A few years after Demetrio’s death a small chapel was established on the site of his martyrdom, and in the 5th century, Leontios, an important provincial governor, had a large basilica constructed on the site, installing the tomb of the saint in a silver ciborium. This 5th century basilica was destroyed by the earthquake of 620 and the fire that followed it, to be rebuilt under the supervision of the Bishop of Thessaloniki and Leon, the Governor of the city.

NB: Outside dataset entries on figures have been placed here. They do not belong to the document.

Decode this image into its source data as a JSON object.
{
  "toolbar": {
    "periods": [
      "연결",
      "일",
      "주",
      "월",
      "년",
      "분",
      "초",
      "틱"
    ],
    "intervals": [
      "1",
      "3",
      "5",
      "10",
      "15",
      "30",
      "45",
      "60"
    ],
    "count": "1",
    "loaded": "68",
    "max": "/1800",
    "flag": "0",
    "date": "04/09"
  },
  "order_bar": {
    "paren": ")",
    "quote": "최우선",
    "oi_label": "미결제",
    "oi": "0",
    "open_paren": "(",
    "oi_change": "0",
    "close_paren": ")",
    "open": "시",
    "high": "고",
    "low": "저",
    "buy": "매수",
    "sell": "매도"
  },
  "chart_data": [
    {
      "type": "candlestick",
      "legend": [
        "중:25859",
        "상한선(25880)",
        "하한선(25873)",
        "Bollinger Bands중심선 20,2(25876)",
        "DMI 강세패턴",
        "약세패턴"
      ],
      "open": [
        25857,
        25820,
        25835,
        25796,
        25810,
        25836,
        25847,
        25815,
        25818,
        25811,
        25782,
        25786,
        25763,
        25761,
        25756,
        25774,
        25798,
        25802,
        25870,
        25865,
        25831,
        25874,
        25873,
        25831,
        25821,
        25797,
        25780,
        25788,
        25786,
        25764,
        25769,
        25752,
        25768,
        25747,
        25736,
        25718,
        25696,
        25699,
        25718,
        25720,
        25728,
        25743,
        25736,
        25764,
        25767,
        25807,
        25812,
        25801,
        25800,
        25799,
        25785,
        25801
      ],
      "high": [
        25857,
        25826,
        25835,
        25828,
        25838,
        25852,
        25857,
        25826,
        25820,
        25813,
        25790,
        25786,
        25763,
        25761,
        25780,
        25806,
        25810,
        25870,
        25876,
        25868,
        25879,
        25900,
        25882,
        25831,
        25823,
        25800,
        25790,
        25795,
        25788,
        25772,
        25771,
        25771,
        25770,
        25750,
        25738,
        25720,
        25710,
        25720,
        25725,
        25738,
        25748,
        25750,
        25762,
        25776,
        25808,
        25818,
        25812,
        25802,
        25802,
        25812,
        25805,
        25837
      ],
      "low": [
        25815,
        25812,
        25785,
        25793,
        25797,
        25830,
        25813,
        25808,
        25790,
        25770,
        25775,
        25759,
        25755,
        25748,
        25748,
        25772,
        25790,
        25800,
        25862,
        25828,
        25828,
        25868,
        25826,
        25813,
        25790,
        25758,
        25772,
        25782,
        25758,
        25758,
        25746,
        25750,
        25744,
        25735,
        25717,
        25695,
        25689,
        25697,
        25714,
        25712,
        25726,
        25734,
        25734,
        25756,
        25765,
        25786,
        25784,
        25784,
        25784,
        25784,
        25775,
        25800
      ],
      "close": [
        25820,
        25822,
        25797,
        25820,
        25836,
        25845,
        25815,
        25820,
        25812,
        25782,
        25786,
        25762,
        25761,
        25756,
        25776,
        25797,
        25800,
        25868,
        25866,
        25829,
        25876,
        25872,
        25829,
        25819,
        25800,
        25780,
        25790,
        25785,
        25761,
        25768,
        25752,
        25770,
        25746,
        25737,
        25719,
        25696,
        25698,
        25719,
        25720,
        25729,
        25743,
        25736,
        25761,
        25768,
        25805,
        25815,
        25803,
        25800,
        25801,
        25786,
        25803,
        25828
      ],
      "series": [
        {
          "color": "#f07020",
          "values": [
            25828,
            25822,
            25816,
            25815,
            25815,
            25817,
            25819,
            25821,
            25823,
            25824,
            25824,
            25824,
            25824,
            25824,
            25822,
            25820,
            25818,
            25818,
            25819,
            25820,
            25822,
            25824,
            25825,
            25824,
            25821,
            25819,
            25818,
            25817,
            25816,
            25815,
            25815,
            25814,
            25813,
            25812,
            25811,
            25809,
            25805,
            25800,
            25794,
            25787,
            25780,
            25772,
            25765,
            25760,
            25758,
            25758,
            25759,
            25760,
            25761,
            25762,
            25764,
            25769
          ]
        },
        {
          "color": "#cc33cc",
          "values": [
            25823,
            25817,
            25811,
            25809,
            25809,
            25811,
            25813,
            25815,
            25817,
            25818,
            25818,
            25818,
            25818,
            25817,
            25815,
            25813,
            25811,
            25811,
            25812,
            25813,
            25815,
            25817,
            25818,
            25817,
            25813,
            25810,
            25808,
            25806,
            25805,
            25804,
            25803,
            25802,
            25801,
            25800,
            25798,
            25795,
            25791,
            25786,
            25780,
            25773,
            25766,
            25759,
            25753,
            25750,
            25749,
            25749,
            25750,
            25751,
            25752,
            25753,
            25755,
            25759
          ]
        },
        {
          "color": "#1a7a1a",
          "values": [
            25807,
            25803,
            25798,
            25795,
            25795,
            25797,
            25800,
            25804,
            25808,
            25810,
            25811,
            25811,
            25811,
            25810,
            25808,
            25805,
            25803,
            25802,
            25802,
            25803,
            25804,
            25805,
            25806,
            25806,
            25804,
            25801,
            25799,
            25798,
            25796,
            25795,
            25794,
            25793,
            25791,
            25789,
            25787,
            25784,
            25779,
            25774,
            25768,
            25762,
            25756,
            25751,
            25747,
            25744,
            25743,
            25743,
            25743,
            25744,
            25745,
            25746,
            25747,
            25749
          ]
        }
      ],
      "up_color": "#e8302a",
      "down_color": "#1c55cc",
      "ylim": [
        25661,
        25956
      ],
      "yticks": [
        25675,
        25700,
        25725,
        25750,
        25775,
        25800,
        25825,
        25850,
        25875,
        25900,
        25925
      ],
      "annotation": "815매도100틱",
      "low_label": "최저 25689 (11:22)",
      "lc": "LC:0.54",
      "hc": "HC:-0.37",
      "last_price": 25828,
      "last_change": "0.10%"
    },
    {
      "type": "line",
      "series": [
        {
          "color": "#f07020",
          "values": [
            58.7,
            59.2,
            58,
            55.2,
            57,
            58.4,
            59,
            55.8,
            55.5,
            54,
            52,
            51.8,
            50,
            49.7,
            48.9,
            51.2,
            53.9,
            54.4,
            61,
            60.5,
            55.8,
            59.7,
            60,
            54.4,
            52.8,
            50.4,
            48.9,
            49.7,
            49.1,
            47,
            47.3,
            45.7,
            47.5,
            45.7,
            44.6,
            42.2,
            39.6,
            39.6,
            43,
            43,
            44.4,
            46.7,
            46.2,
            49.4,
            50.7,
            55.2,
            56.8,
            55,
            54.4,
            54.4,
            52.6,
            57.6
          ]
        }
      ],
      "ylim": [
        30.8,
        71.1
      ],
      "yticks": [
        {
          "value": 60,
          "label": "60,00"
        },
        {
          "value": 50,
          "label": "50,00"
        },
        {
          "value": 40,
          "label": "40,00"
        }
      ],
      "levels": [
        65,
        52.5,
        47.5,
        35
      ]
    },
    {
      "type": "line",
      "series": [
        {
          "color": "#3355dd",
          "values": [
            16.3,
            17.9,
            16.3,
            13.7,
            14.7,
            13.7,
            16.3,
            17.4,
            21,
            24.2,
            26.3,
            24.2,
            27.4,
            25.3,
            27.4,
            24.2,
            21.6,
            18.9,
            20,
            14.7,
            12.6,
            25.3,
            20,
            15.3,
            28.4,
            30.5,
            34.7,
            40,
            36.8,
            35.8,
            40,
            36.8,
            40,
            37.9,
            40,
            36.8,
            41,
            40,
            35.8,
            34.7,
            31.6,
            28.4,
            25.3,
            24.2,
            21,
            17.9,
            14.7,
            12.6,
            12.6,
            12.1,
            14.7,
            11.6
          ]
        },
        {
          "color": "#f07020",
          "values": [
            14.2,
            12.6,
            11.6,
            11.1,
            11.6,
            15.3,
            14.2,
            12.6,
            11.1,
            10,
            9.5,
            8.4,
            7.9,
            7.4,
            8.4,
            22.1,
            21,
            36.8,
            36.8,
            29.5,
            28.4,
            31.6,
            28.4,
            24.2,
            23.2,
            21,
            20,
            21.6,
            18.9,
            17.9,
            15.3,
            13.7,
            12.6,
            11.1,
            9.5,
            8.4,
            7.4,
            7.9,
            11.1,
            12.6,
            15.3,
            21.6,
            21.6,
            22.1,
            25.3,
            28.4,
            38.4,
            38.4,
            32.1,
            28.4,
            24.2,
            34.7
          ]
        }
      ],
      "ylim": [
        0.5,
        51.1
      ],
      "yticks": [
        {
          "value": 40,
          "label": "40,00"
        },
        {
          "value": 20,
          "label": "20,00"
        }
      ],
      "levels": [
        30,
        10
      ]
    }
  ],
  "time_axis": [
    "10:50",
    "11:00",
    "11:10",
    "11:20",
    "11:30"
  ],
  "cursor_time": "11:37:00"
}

Throughout the Byzantine period, the church of Saint Demetrios became the center of his cult, and the Demetria festival, the venue through which, each October, the people of the city and pilgrims from all over the Christian world, honoured the patron saint of Thessaloniki. In 1493, the Ottomans converted the church into a mosque. It returned to Christian worship in 1912, when Thessaloniki was liberated by the Greek army. Unfortunately, in 1917 the church was destroyed once more by fire. The reconstruction and restoration of the church, which retained and incorporated those parts of the building which had survived the fire, were completed in 1949.
The church of Saint Dimitrios is a five-ailed Basilica with opulent sculptural decoration, intricate marble opus sectile, remarkable mosaics and austere-looking wall paintings.
Our students were greatly impressed by the 7th century mosaic presenting Saint Demetrios with two children. A youthful Saint is depicted dressed in luxuriously patterned robes with the distinctive senatorial tavlion across his chest, resting a protective hand on the shoulder of the older child, who were probably saved through his intercessions.
We ended our tour visiting the church’s Crypt, the place where, according to tradition, Dimitrios was imprisoned and executed back in the early 4th century AD. Our students loved this mysterious Crypt. I think they fully understood how special this place was for hundreds of years. I believe they deeply felt its magical aura.